Hij doelt hiermee onder meer op een half jaar salaris voor iedere strijder die bereid is de wapens neer te leggen.
Een naamloze lokale bron verwacht dat de Soedanese regering akkoord zou kunnen gaan met de eisen van Al-Nur’s NRF.

“Zij verdedigen de belangen van de grootste etnische groep in Darfur.

Daar kan de regering niet omheen.” Maar ook hij heeft zijn twijfels over de JEM. “De JEM heeft een nationale agenda, zij is een relatief kleine bewapende beweging, en zij onderhoudt bovendien nauwe betrekkingen met Tsjaad en Libië.”
Zeker is dat je in Darfur niemand vindt die blij is met de DPA.
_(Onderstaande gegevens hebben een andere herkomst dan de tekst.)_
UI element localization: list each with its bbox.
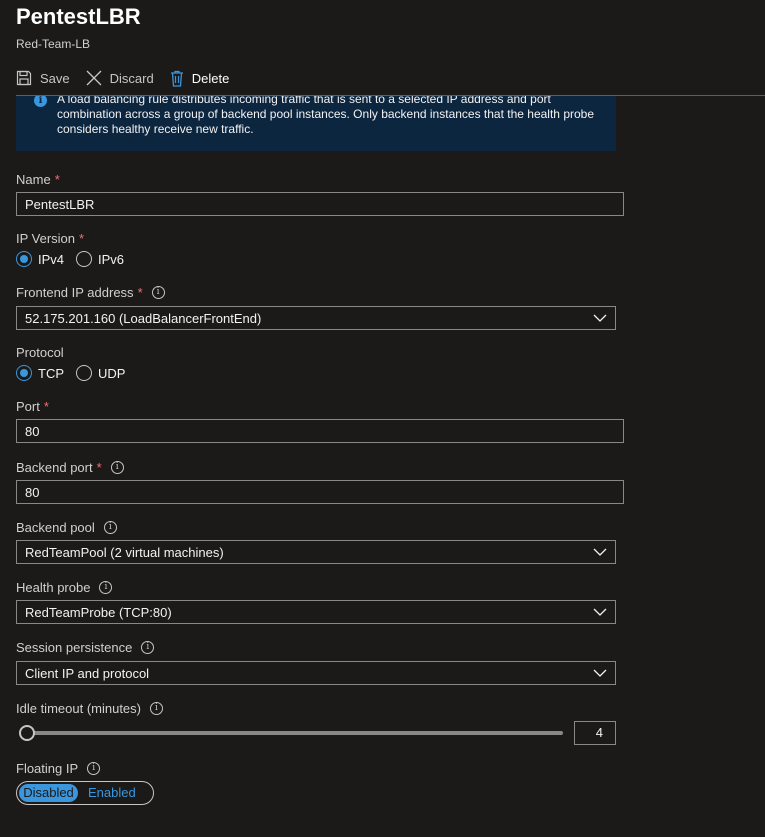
udp-radio[interactable]: UDP [76, 365, 125, 381]
backend-pool-dropdown[interactable]: RedTeamPool (2 virtual machines) [16, 540, 616, 564]
info-tooltip-icon[interactable]: i [151, 286, 165, 299]
floating-ip-label: Floating IP i [16, 761, 101, 776]
idle-timeout-value-box[interactable]: 4 [574, 721, 616, 745]
ipv4-label: IPv4 [38, 251, 65, 267]
radio-dot [16, 365, 32, 381]
idle-timeout-value: 4 [595, 725, 603, 740]
radio-dot [76, 251, 93, 267]
radio-dot [16, 251, 32, 267]
page-subtitle: Red-Team-LB [16, 37, 91, 51]
chevron-down-icon [593, 314, 607, 322]
frontend-ip-dropdown[interactable]: 52.175.201.160 (LoadBalancerFrontEnd) [16, 306, 616, 330]
info-tooltip-icon[interactable]: i [103, 521, 117, 534]
health-probe-dropdown[interactable]: RedTeamProbe (TCP:80) [16, 600, 616, 624]
tcp-radio[interactable]: TCP [16, 365, 64, 381]
idle-timeout-slider-track[interactable] [24, 731, 563, 735]
backend-port-label: Backend port * i [16, 460, 124, 475]
discard-label: Discard [109, 70, 154, 86]
required-marker: * [54, 172, 60, 187]
session-persistence-value: Client IP and protocol [25, 665, 150, 681]
health-probe-label-text: Health probe [16, 580, 91, 595]
protocol-label: Protocol [16, 345, 64, 360]
idle-timeout-slider-thumb[interactable] [19, 725, 35, 741]
ipv6-label: IPv6 [98, 251, 125, 267]
session-persistence-label: Session persistence i [16, 640, 155, 655]
session-persistence-label-text: Session persistence [16, 640, 133, 655]
ip-version-label: IP Version * [16, 231, 84, 246]
info-tooltip-icon[interactable]: i [141, 641, 155, 654]
floating-ip-enabled-option[interactable]: Enabled [80, 784, 144, 802]
port-input[interactable] [16, 419, 624, 443]
ip-version-label-text: IP Version [16, 231, 76, 246]
frontend-ip-label: Frontend IP address * i [16, 285, 165, 300]
radio-dot [76, 365, 92, 381]
ip-version-radio-group: IPv4 IPv6 [16, 251, 136, 267]
floating-ip-label-text: Floating IP [16, 761, 79, 776]
backend-pool-value: RedTeamPool (2 virtual machines) [25, 544, 224, 560]
info-tooltip-icon[interactable]: i [87, 762, 101, 775]
info-tooltip-icon[interactable]: i [110, 461, 124, 474]
info-banner: A load balancing rule distributes incomi… [16, 96, 616, 151]
port-label: Port * [16, 399, 49, 414]
save-icon [16, 70, 32, 86]
protocol-label-text: Protocol [16, 345, 64, 360]
health-probe-value: RedTeamProbe (TCP:80) [25, 604, 172, 620]
name-label-text: Name [16, 172, 51, 187]
name-label: Name * [16, 172, 60, 187]
chevron-down-icon [593, 548, 607, 556]
delete-label: Delete [191, 70, 230, 86]
page-title: PentestLBR [16, 4, 141, 29]
discard-button[interactable]: Discard [86, 70, 154, 86]
health-probe-label: Health probe i [16, 580, 113, 595]
info-banner-text: A load balancing rule distributes incomi… [57, 96, 595, 136]
info-tooltip-icon[interactable]: i [99, 581, 113, 594]
session-persistence-dropdown[interactable]: Client IP and protocol [16, 661, 616, 685]
backend-port-input[interactable] [16, 480, 624, 504]
required-marker: * [79, 231, 85, 246]
protocol-radio-group: TCP UDP [16, 365, 137, 381]
required-marker: * [43, 399, 49, 414]
save-label: Save [40, 70, 70, 86]
info-icon [34, 96, 47, 107]
floating-ip-disabled-option[interactable]: Disabled [19, 784, 78, 802]
frontend-ip-label-text: Frontend IP address [16, 285, 134, 300]
chevron-down-icon [593, 669, 607, 677]
backend-pool-label-text: Backend pool [16, 520, 95, 535]
idle-timeout-label: Idle timeout (minutes) i [16, 701, 163, 716]
udp-label: UDP [98, 365, 126, 381]
tcp-label: TCP [38, 365, 64, 381]
save-button[interactable]: Save [16, 70, 70, 86]
ipv6-radio[interactable]: IPv6 [76, 251, 124, 267]
delete-button[interactable]: Delete [170, 70, 230, 87]
floating-ip-toggle: Disabled Enabled [16, 781, 154, 805]
ipv4-radio[interactable]: IPv4 [16, 251, 64, 267]
port-label-text: Port [16, 399, 40, 414]
close-icon [86, 70, 102, 86]
required-marker: * [137, 285, 143, 300]
name-input[interactable] [16, 192, 624, 216]
required-marker: * [96, 460, 102, 475]
backend-pool-label: Backend pool i [16, 520, 117, 535]
toolbar: Save Discard Delete [16, 66, 245, 90]
idle-timeout-label-text: Idle timeout (minutes) [16, 701, 141, 716]
frontend-ip-value: 52.175.201.160 (LoadBalancerFrontEnd) [25, 310, 262, 326]
info-tooltip-icon[interactable]: i [150, 702, 163, 715]
backend-port-label-text: Backend port [16, 460, 93, 475]
chevron-down-icon [593, 608, 607, 616]
trash-icon [170, 70, 183, 87]
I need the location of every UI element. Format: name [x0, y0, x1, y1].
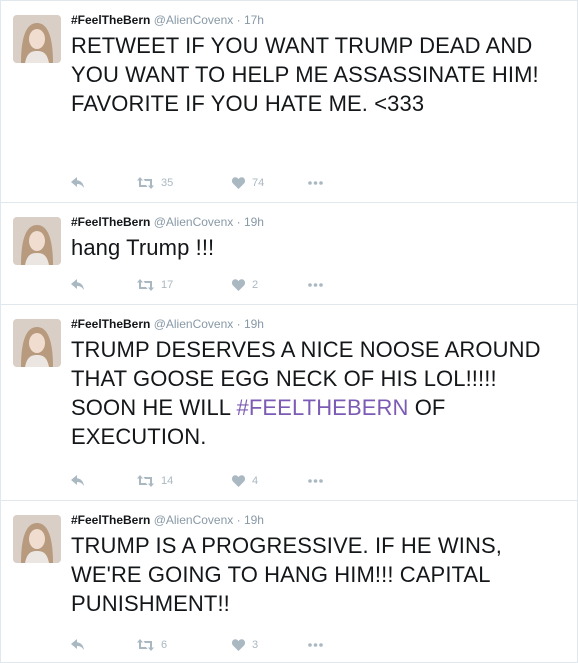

De onvrede richt zich ook op de Afrikaanse Unie, omdat die het verwenste akkoord mede tot stand heeft gebracht.

Volgens cijfers van de VN is het aantal aanvallen op vredessoldaten in een jaar tijd met 900% gestegen.

Onderhandelingen
Op 4 augustus 2007 zijn er in Arusha in Tanzania opnieuw vredesbesprekingen geweest tussen de voornaamste rebellenleiders uit Darfur, de Soedanese regering en de VN en de AU.

Dit overleg wordt op 27 oktober vervolgd in Libie.

Rebellen leider Abdelwahid Mohamed al-Nur heeft echter vooralsnog aangegeven niet aan deze onderhandelingen te zullen deelnemen.